It is a follow-up question to my previous question: I have a dataframe like this
Company_id year dummy_1 dummy_2 dummy_3 dummy_4 dummy_5
1 1990 1 0 1 1 1
1 1991 0 0 1 1 0
1 1992 0 0 1 1 0
1 1993 1 0 1 1 0
1 1994 0 1 1 1 0
1 1995 0 0 1 1 0
1 1996 0 0 1 1 1
I created an numpy array by:
df = df.assign(vector = df.iloc[:, -5:].values.tolist())
df['vector'] = df['vector'].apply(np.array)
I want to compare company's distinctivness in terms of it's strategic practices compared to rivals in last 5 years. Here is the code that I use:
df.sort_values('year', ascending=False)
# These will be our lists of differences.
diffs = []
# Loop over all unique dates
for date in df.year.unique():
# Only take dates earlier then current date.

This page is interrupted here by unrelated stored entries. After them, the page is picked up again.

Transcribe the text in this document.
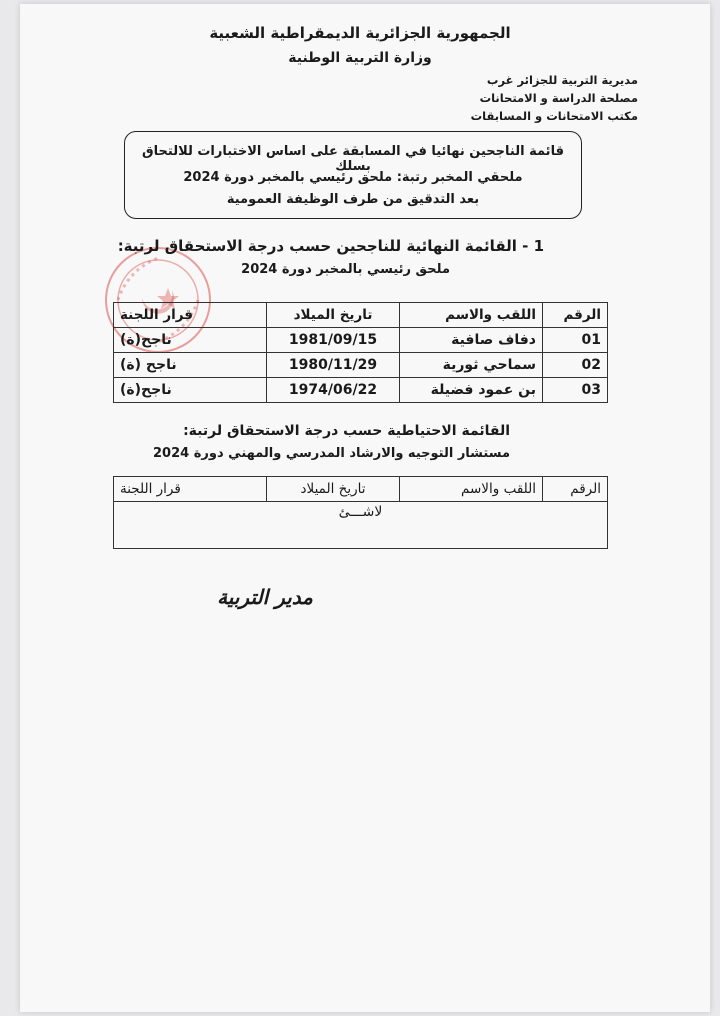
الجمهورية الجزائرية الديمقراطية الشعبية
وزارة التربية الوطنية
مديرية التربية للجزائر غرب
مصلحة الدراسة و الامتحانات
مكتب الامتحانات و المسابقات
قائمة الناجحين نهائيا في المسابقة على اساس الاختبارات للالتحاق بسلك
ملحقي المخبر رتبة: ملحق رئيسي بالمخبر دورة 2024
بعد التدقيق من طرف الوظيفة العمومية
1 - القائمة النهائية للناجحين حسب درجة الاستحقاق لرتبة:
ملحق رئيسي بالمخبر دورة 2024
الرقم	اللقب والاسم	تاريخ الميلاد	قرار اللجنة
01	دفاف صافية	1981/09/15	ناجح(ة)
02	سماحي ثورية	1980/11/29	ناجح (ة)
03	بن عمود فضيلة	1974/06/22	ناجح(ة)
القائمة الاحتياطية حسب درجة الاستحقاق لرتبة:
مستشار التوجيه والارشاد المدرسي والمهني دورة 2024
الرقم	اللقب والاسم	تاريخ الميلاد	قرار اللجنة
لاشـــئ
مدير التربية
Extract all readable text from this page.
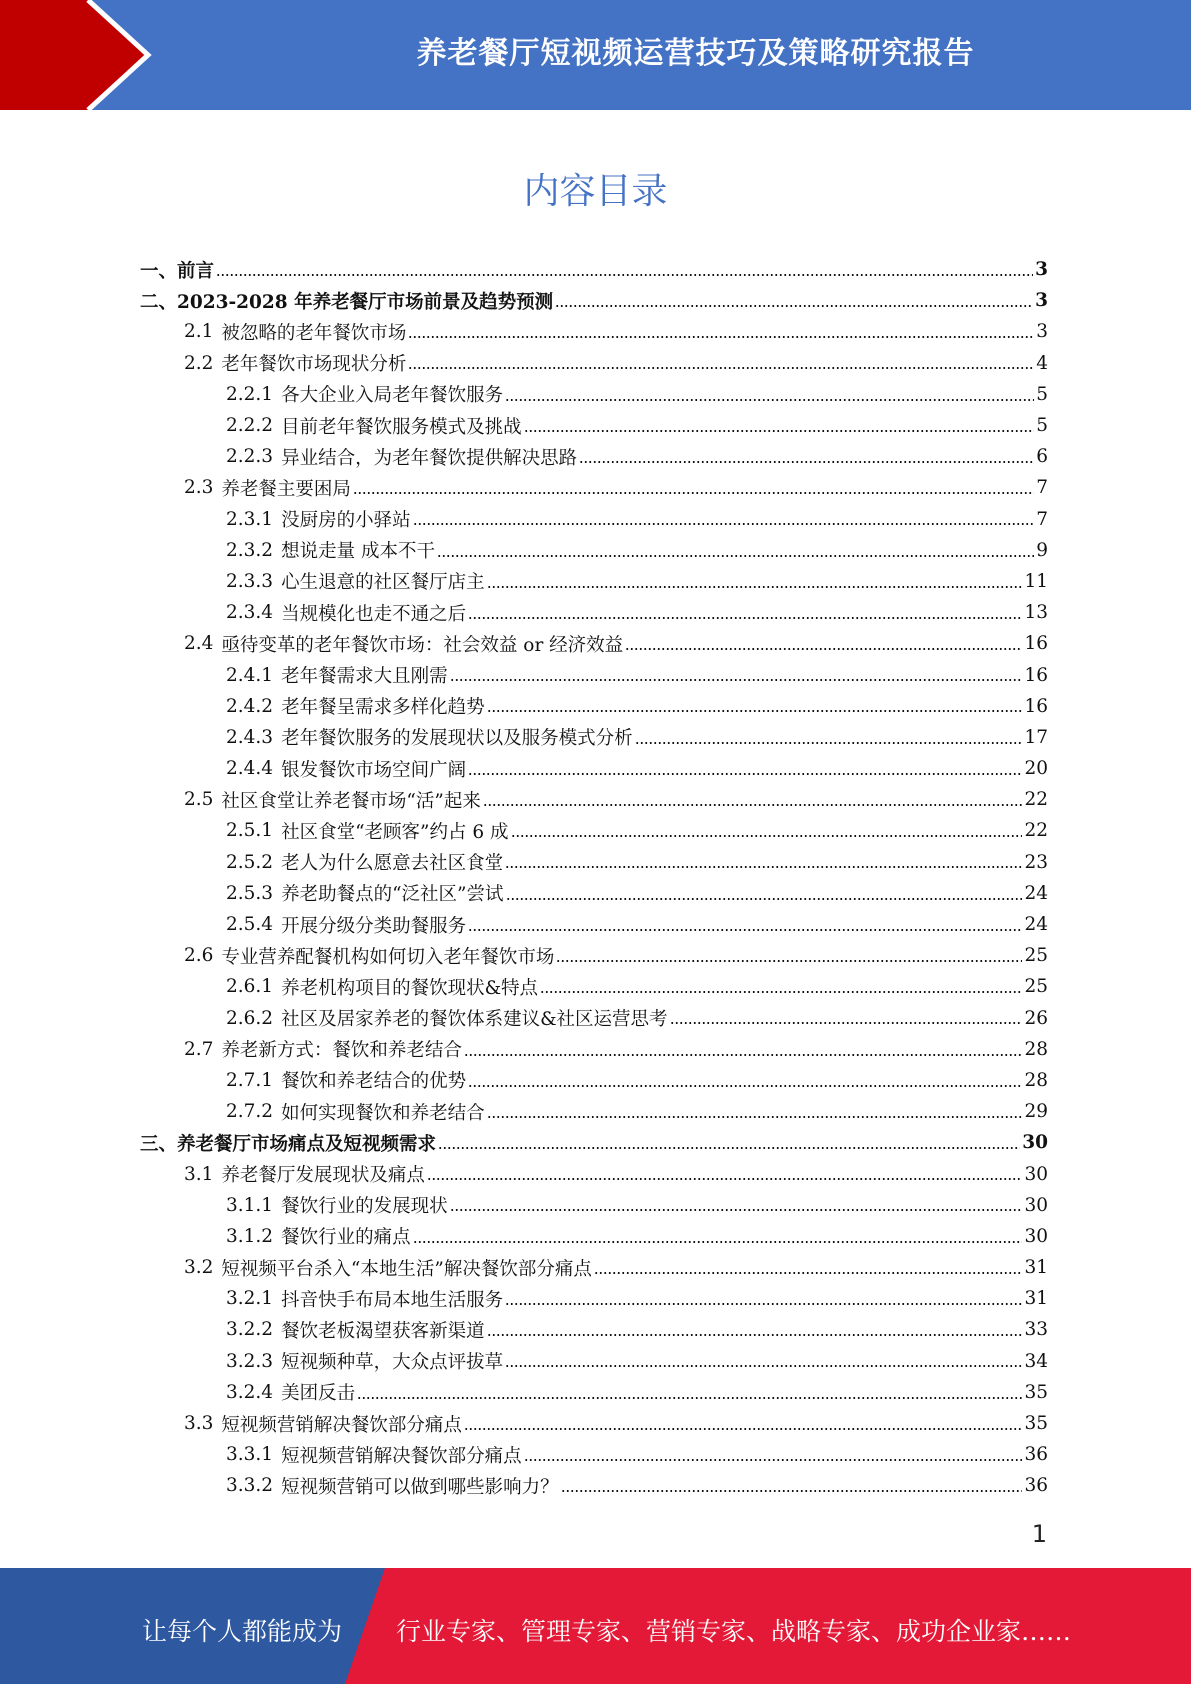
养老餐厅短视频运营技巧及策略研究报告
内容目录
一、前言	3
二、2023-2028 年养老餐厅市场前景及趋势预测	3
2.1 被忽略的老年餐饮市场	3
2.2 老年餐饮市场现状分析	4
2.2.1 各大企业入局老年餐饮服务	5
2.2.2 目前老年餐饮服务模式及挑战	5
2.2.3 异业结合，为老年餐饮提供解决思路	6
2.3 养老餐主要困局	7
2.3.1 没厨房的小驿站	7
2.3.2 想说走量 成本不干	9
2.3.3 心生退意的社区餐厅店主	11
2.3.4 当规模化也走不通之后	13
2.4 亟待变革的老年餐饮市场：社会效益 or 经济效益	16
2.4.1 老年餐需求大且刚需	16
2.4.2 老年餐呈需求多样化趋势	16
2.4.3 老年餐饮服务的发展现状以及服务模式分析	17
2.4.4 银发餐饮市场空间广阔	20
2.5 社区食堂让养老餐市场“活”起来	22
2.5.1 社区食堂“老顾客”约占 6 成	22
2.5.2 老人为什么愿意去社区食堂	23
2.5.3 养老助餐点的“泛社区”尝试	24
2.5.4 开展分级分类助餐服务	24
2.6 专业营养配餐机构如何切入老年餐饮市场	25
2.6.1 养老机构项目的餐饮现状&特点	25
2.6.2 社区及居家养老的餐饮体系建议&社区运营思考	26
2.7 养老新方式：餐饮和养老结合	28
2.7.1 餐饮和养老结合的优势	28
2.7.2 如何实现餐饮和养老结合	29
三、养老餐厅市场痛点及短视频需求	30
3.1 养老餐厅发展现状及痛点	30
3.1.1 餐饮行业的发展现状	30
3.1.2 餐饮行业的痛点	30
3.2 短视频平台杀入“本地生活”解决餐饮部分痛点	31
3.2.1 抖音快手布局本地生活服务	31
3.2.2 餐饮老板渴望获客新渠道	33
3.2.3 短视频种草，大众点评拔草	34
3.2.4 美团反击	35
3.3 短视频营销解决餐饮部分痛点	35
3.3.1 短视频营销解决餐饮部分痛点	36
3.3.2 短视频营销可以做到哪些影响力？	36
1
让每个人都能成为 行业专家、管理专家、营销专家、战略专家、成功企业家……
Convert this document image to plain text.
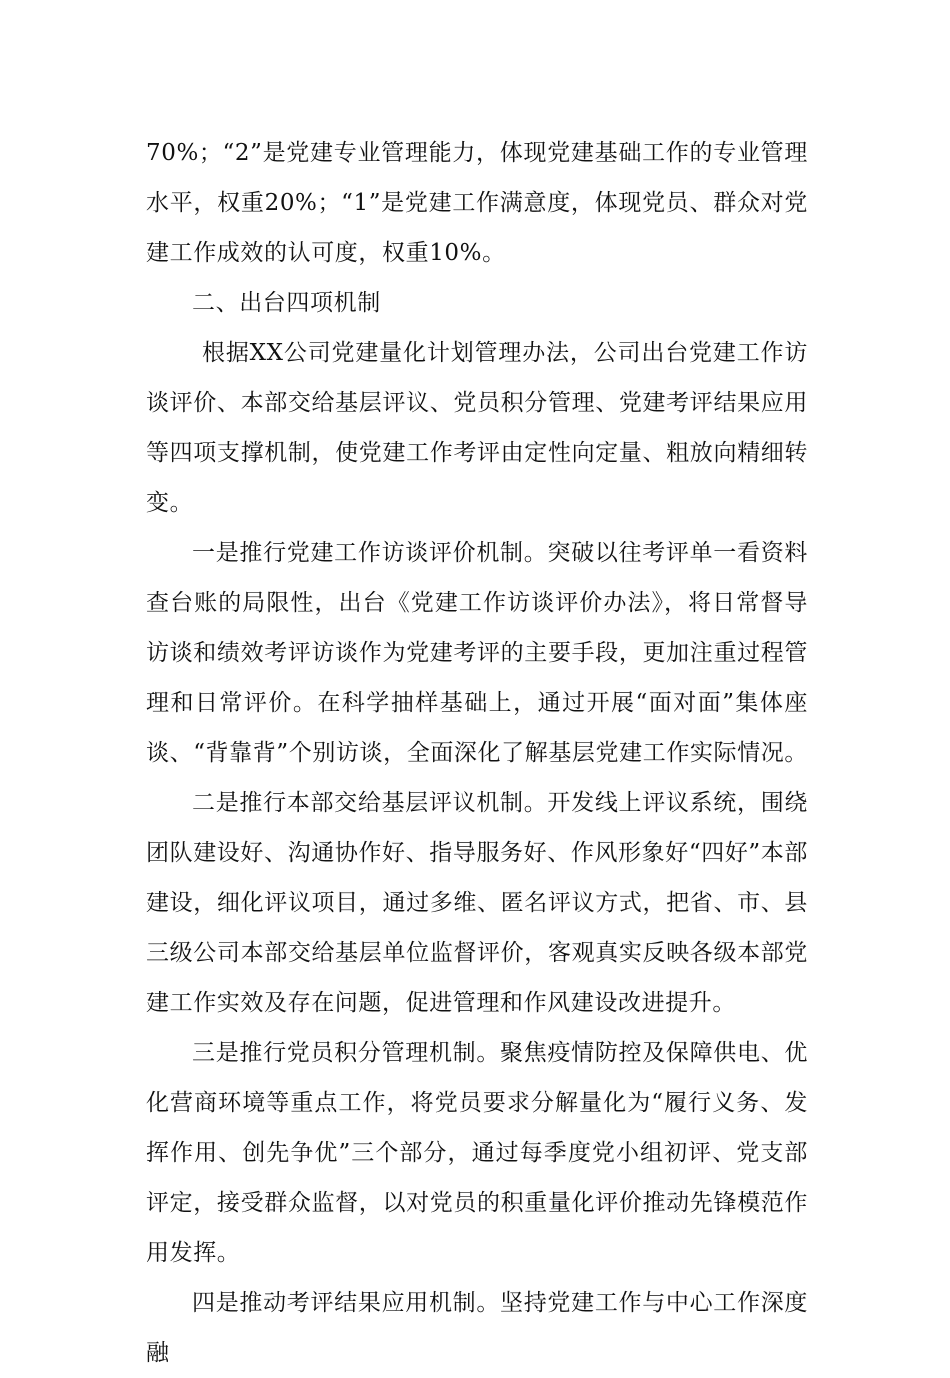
70%；“2”是党建专业管理能力，体现党建基础工作的专业管理水平，权重20%；“1”是党建工作满意度，体现党员、群众对党建工作成效的认可度，权重10%。

二、出台四项机制

根据XX公司党建量化计划管理办法，公司出台党建工作访谈评价、本部交给基层评议、党员积分管理、党建考评结果应用等四项支撑机制，使党建工作考评由定性向定量、粗放向精细转变。

一是推行党建工作访谈评价机制。突破以往考评单一看资料查台账的局限性，出台《党建工作访谈评价办法》，将日常督导访谈和绩效考评访谈作为党建考评的主要手段，更加注重过程管理和日常评价。在科学抽样基础上，通过开展“面对面”集体座谈、“背靠背”个别访谈，全面深化了解基层党建工作实际情况。

二是推行本部交给基层评议机制。开发线上评议系统，围绕团队建设好、沟通协作好、指导服务好、作风形象好“四好”本部建设，细化评议项目，通过多维、匿名评议方式，把省、市、县三级公司本部交给基层单位监督评价，客观真实反映各级本部党建工作实效及存在问题，促进管理和作风建设改进提升。

三是推行党员积分管理机制。聚焦疫情防控及保障供电、优化营商环境等重点工作，将党员要求分解量化为“履行义务、发挥作用、创先争优”三个部分，通过每季度党小组初评、党支部评定，接受群众监督，以对党员的积重量化评价推动先锋模范作用发挥。

四是推动考评结果应用机制。坚持党建工作与中心工作深度融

compare_df = df.loc[df.year - date <= 5 ].copy()
# Loop over each company for this date
for row in df.loc[df.year == date].itertuples():
# If no data available use nans.
if compare_df.empty:
diffs.append(float('nan'))
# Calculate cosine and fill in otherwise
else:
compare_df['distinctivness'] = spatial.distance.cosine(np.array(compare_df.vector) , np.array(row.vector))
row_of_interest = compare_df.distinctivness.mean()
diffs.append(row_of_interest.distinctivness.values[0])
However, I get
compare_df['distinctivness'] = spatial.distance.cosine(np.array(compare_df.vector) - np.array(row.vector))
ValueError: operands could not be broadcast together with shapes (29254,) (93,)
How could I get rid of this problem?